La nuit de l'étrange (17)
Une fois arrivé au commissariat, après avoir déposé la terre prélevée la veille au laboratoire, Nils Legris se mit en quête de sa coéquipière. Il frappa à la porte de son bureau : pas de réponse. Pensant qu'elle avait prévu qu'il viendrait la voir mais qu'elle se refusait à lui parler, il se vida de toute pensée pour passer inaperçu, et actionna tout doucement la poignée de la porte. Elle n'était pas fermée à clé, et le bureau plongé dans l'obscurité était vide.

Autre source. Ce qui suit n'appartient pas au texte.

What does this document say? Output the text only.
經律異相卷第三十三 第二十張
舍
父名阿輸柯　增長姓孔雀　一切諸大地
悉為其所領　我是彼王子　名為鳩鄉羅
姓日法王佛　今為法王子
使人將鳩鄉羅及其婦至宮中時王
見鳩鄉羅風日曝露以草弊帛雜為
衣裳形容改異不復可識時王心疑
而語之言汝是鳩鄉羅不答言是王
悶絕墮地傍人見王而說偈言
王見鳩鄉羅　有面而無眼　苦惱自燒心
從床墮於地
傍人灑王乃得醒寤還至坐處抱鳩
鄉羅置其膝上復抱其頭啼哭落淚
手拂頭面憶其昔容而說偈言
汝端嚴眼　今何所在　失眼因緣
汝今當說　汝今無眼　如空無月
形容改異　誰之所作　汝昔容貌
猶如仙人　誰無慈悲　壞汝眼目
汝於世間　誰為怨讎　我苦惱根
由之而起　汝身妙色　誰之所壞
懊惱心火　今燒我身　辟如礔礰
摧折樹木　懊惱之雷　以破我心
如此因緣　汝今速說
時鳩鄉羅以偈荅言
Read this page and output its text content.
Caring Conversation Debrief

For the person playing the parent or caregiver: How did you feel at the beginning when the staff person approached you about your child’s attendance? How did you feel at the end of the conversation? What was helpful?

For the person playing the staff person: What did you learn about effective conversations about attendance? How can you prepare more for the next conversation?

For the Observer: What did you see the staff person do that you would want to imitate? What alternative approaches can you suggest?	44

Qu'à cela ne tienne, l'inspecteur attendrait Angelica. Après tout, il était un peu en avance, ce matin-là, et il n'y avait presque personne dans les locaux. Il actionna l'interrupteur et referma le battant derrière lui, avant de promener un regard circulaire sur la petite pièce sans fenêtre. Les lieux étaient imprégnés de la présence de Mlle Da Luz : un tableau en trompe-l'œil donnait l'illusion d'une vue ensoleillée sur la rue ; en se penchant pour lire la signature de l'artiste, il discerna les initiales A.D.L. Un mince sourire vint éclore sur le visage ordinairement taciturne de l'homme. Cette jeune femme était décidément pleine de surprises, songea-t-il. Non seulement elle lui paraissait intelligente, mais à présent, il découvrait qu'elle peignait avec un réalisme surprenant. Il avait l'impression qu'en tendant la main, il traverserait la toile et sentirait sur sa peau la tiédeur du soleil des fins d'après-midi.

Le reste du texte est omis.